提示されたプロトコルは、孤立した心室心筋細胞を用いたあらゆる種類の実験に確固たる基礎を提供し、ヒト心筋標本の研究に特に価値があるかもしれない。いくつかの適応によって、線維芽細胞または内皮細胞のような他の心臓細胞の単離も可能と思われる^41.他の実験室から冷蔵溶液に送ることができる少量の組織しか必要としないため、プロトコルの適用は犠牲にされた実験動物の数を減らすことができる。実際、プロトコルはウサギとブタの心臓組織にうまく適用されています。
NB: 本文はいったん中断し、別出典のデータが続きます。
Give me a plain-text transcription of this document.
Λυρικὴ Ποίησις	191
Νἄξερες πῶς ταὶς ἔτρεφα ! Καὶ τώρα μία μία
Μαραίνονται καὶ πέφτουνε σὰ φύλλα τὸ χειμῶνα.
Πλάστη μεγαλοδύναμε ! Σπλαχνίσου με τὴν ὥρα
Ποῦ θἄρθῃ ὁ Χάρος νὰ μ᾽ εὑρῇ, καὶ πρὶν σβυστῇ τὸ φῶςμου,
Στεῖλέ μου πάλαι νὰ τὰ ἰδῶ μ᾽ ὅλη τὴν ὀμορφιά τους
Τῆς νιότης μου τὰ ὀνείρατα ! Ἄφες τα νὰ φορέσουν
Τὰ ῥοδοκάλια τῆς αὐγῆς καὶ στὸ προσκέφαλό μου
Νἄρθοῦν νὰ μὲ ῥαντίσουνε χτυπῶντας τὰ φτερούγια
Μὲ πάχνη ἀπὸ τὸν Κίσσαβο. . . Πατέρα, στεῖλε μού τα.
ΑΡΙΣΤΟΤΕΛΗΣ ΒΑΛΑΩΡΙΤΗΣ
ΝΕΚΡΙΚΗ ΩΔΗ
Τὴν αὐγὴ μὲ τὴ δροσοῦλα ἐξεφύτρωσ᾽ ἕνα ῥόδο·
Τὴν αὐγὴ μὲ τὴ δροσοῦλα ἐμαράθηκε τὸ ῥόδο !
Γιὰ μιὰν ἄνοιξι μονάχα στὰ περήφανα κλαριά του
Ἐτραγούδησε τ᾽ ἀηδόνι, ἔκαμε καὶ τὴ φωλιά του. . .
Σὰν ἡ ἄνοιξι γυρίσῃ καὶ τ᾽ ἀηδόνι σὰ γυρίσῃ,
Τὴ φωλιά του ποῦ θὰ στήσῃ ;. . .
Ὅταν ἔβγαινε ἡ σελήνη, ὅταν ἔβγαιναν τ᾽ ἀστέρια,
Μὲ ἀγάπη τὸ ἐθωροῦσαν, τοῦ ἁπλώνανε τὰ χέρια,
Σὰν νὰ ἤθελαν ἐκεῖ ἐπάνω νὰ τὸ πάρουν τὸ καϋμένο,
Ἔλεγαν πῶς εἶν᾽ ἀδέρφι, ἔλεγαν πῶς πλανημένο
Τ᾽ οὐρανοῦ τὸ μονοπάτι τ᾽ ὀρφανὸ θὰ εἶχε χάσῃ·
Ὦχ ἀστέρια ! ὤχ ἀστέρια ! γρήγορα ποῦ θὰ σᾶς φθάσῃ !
さらに、長期培養心筋組織スライスを用いた実験が^21、33、42を増加させ、かつ最適な培養条件^{,422115、43、4443,44}を提供するように絶えず改善され、スライス培養後に容易に適用できる方法である。³³¹⁵したがって、培養された心筋からの単一細胞分離は、体力学的または物理的介入後の心筋細胞の変化を特徴付けるのに役立つ可能性がある。

著者らは開示するものは何もない。

LMUミュンヘンのウォルター・ブレンデル実験医学センターのアンドレアス・デンドルファーに、スライスプロトコルの助けに感謝したいと思います。ヒト心筋組織サンプルを提供するために、心臓外科科、アーランゲン大学病院、ヘンドリック・ミルティング、エーリッヒ・アンド・ハンナ・クレシュマン研究所、ルール大学ボーフム、ムハンナド・アルカッサーのヒト心筋組織サンプルに感謝したいと思います。フローサイトメトリーのサポートのために、私たちはサイモン・フェルクルとトランスレーショナル・リサーチ・センター(TRC)、大学病院アーランゲンの同僚に感謝したいと思います。また、セルラー分子生理学研究所のローレンツ・マクカーゴとセリーヌ・グリュニンガーに感謝します。

この研究は、DZHK(ドイツ心臓血管研究センター)、エアランゲン・ニュルンベルク大学病院の学際学領域研究センター(IZKF)、アーランゲン・ヌルンベルク大学、エルランゲン・ニュルンベルク大学によって支援されました。